Steve Bolton, founder of investment consultancy Platinum Property Partners and one of two landlords who have led a campaign against restricting mortgage interest tax relief for buy to let investors, has restated his opposition to the move.
“Today marks the introduction of tax changes that threaten to seriously damage the UK buy to let market. Landlords will no longer be able to offset all their finance costs against their rental income before calculating their tax bill. In implementing these changes, the government is breaking an age-old taxation practice and is forcing landlords to pay tax on part of their costs despite no other type of business having to follow such rules” he says.
“Landlords play an integral role in today’s property market. Rental demand is at an all-time high, and not just because many have been priced out of buying a home in their desired location.
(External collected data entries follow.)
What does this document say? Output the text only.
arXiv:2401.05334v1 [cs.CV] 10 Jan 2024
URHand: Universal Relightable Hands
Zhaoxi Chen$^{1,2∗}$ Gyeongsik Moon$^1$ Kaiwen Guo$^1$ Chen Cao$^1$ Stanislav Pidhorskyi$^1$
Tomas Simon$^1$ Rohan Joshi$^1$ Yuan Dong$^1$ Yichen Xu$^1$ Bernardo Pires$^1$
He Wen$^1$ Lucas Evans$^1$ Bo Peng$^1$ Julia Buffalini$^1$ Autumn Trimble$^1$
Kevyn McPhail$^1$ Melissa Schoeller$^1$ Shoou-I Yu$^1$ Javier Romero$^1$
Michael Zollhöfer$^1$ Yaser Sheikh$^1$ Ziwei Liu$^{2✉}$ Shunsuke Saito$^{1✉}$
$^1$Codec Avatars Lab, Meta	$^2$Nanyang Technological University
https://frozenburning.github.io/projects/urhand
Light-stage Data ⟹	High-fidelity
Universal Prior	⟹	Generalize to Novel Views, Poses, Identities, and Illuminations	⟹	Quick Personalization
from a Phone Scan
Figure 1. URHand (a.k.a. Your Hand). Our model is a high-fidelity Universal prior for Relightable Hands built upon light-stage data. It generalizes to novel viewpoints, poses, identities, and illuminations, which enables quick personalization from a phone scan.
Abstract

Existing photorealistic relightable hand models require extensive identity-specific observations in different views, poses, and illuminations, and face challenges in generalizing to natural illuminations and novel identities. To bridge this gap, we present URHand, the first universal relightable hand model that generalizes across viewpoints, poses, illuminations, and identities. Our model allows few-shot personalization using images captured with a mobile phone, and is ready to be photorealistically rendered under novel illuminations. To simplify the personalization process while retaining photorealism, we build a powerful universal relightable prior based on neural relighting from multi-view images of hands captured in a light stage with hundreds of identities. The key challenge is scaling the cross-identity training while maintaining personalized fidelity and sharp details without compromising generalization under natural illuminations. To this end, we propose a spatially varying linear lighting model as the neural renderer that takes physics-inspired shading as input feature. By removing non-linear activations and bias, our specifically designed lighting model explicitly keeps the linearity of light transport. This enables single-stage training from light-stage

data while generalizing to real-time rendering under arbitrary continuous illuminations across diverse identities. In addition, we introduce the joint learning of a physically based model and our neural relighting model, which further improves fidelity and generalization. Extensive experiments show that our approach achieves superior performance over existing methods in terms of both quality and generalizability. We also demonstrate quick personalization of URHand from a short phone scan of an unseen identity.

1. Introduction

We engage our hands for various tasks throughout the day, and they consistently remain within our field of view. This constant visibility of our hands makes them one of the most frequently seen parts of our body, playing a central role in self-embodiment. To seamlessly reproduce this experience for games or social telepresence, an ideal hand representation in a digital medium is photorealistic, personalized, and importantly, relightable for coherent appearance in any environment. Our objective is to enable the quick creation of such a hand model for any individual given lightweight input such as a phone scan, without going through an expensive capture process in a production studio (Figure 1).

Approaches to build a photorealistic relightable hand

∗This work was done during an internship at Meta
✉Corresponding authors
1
A growing number of people choose to rent because they enjoy the convenience and flexibility, and our increasingly mobile workforce requires it.” he continues.
Bolton claims the government’s recent Housing White Paper admitted the importance of a fair and affordable rental market: yet by targeting landlords’ profits, these changes will inadvertently make renting more expensive for tenants, he suggests.
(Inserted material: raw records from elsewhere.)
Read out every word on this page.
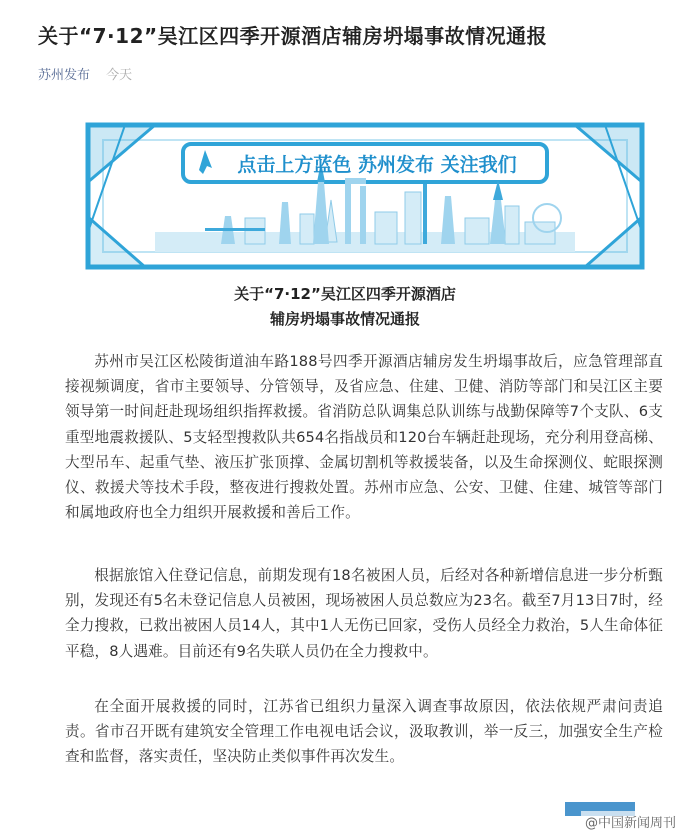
关于“7·12”吴江区四季开源酒店辅房坍塌事故情况通报
苏州发布 今天
点击上方蓝色 苏州发布 关注我们
关于“7·12”吴江区四季开源酒店
辅房坍塌事故情况通报
苏州市吴江区松陵街道油车路188号四季开源酒店辅房发生坍塌事故后，应急管理部直接视频调度，省市主要领导、分管领导，及省应急、住建、卫健、消防等部门和吴江区主要领导第一时间赶赴现场组织指挥救援。省消防总队调集总队训练与战勤保障等7个支队、6支重型地震救援队、5支轻型搜救队共654名指战员和120台车辆赶赴现场，充分利用登高梯、大型吊车、起重气垫、液压扩张顶撑、金属切割机等救援装备，以及生命探测仪、蛇眼探测仪、救援犬等技术手段，整夜进行搜救处置。苏州市应急、公安、卫健、住建、城管等部门和属地政府也全力组织开展救援和善后工作。
根据旅馆入住登记信息，前期发现有18名被困人员，后经对各种新增信息进一步分析甄别，发现还有5名未登记信息人员被困，现场被困人员总数应为23名。截至7月13日7时，经全力搜救，已救出被困人员14人，其中1人无伤已回家，受伤人员经全力救治，5人生命体征平稳，8人遇难。目前还有9名失联人员仍在全力搜救中。
在全面开展救援的同时，江苏省已组织力量深入调查事故原因，依法依规严肃问责追责。省市召开既有建筑安全管理工作电视电话会议，汲取教训，举一反三，加强安全生产检查和监督，落实责任，坚决防止类似事件再次发生。
@中国新闻周刊
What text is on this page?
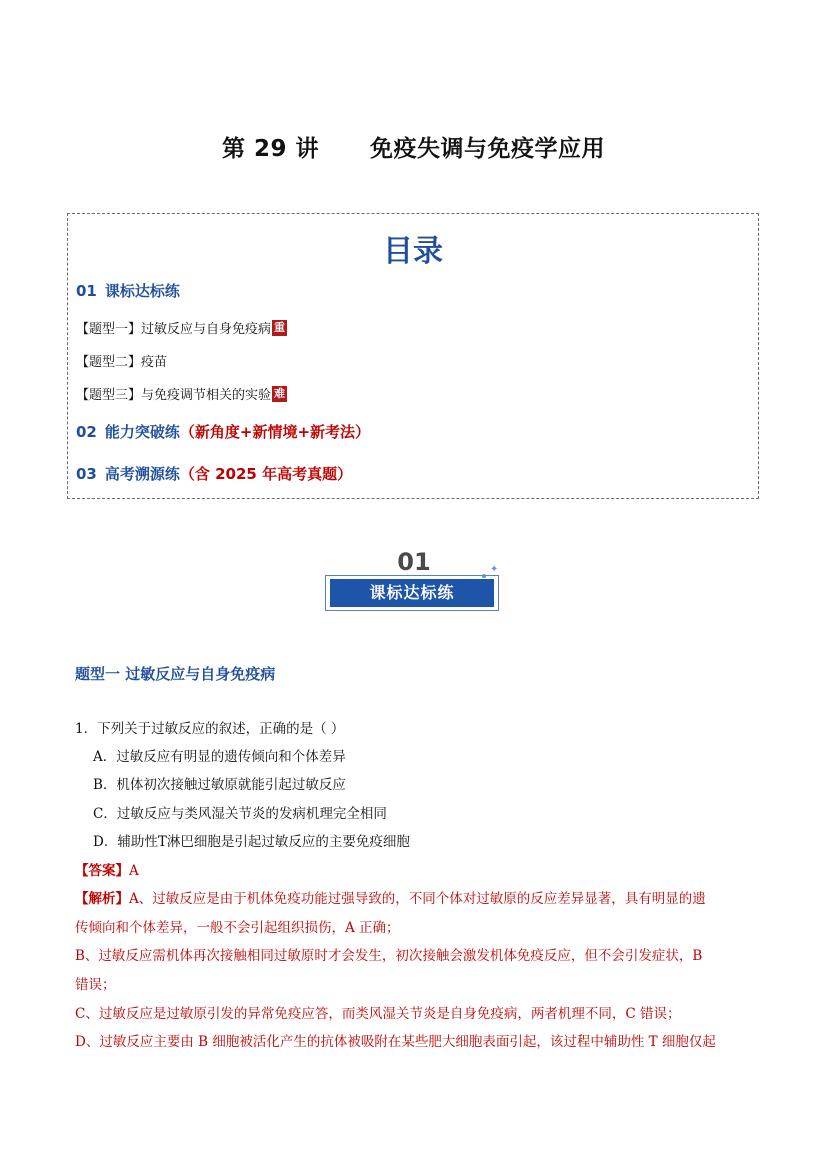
第 29 讲      免疫失调与免疫学应用
目录
01 课标达标练
【题型一】过敏反应与自身免疫病 重
【题型二】疫苗
【题型三】与免疫调节相关的实验 难
02 能力突破练（新角度+新情境+新考法）
03 高考溯源练（含 2025 年高考真题）
01
课标达标练
✦
题型一 过敏反应与自身免疫病
1．下列关于过敏反应的叙述，正确的是（ ）
A．过敏反应有明显的遗传倾向和个体差异
B．机体初次接触过敏原就能引起过敏反应
C．过敏反应与类风湿关节炎的发病机理完全相同
D．辅助性T淋巴细胞是引起过敏反应的主要免疫细胞
【答案】A
【解析】A、过敏反应是由于机体免疫功能过强导致的，不同个体对过敏原的反应差异显著，具有明显的遗
传倾向和个体差异，一般不会引起组织损伤，A 正确；
B、过敏反应需机体再次接触相同过敏原时才会发生，初次接触会激发机体免疫反应，但不会引发症状，B
错误；
C、过敏反应是过敏原引发的异常免疫应答，而类风湿关节炎是自身免疫病，两者机理不同，C 错误；
D、过敏反应主要由 B 细胞被活化产生的抗体被吸附在某些肥大细胞表面引起，该过程中辅助性 T 细胞仅起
“The changes will not only affect higher-rate taxpayers, but also an estimated 440,000 additional landlords that will be pushed into this tax bracket because of finance costs artificially inflating their income. Many will find their tax bill outweighs their profits, forcing them to sell properties, increase rents (which are often already below market rates) or leave the market altogether” he goes on.
“The tax changes are based on a fundamental flaw – that driving landlords out of the housing market will improve first-time buyer levels. This simply isn’t true. Landlords and first-time buyers do not buy the same types of properties, and shrinking rental supply won’t suddenly help first-time buyers to save for a deposit. In fact, it will do the very opposite as rents become more expensive. The sooner the government realises this and reverses the changes, the better.”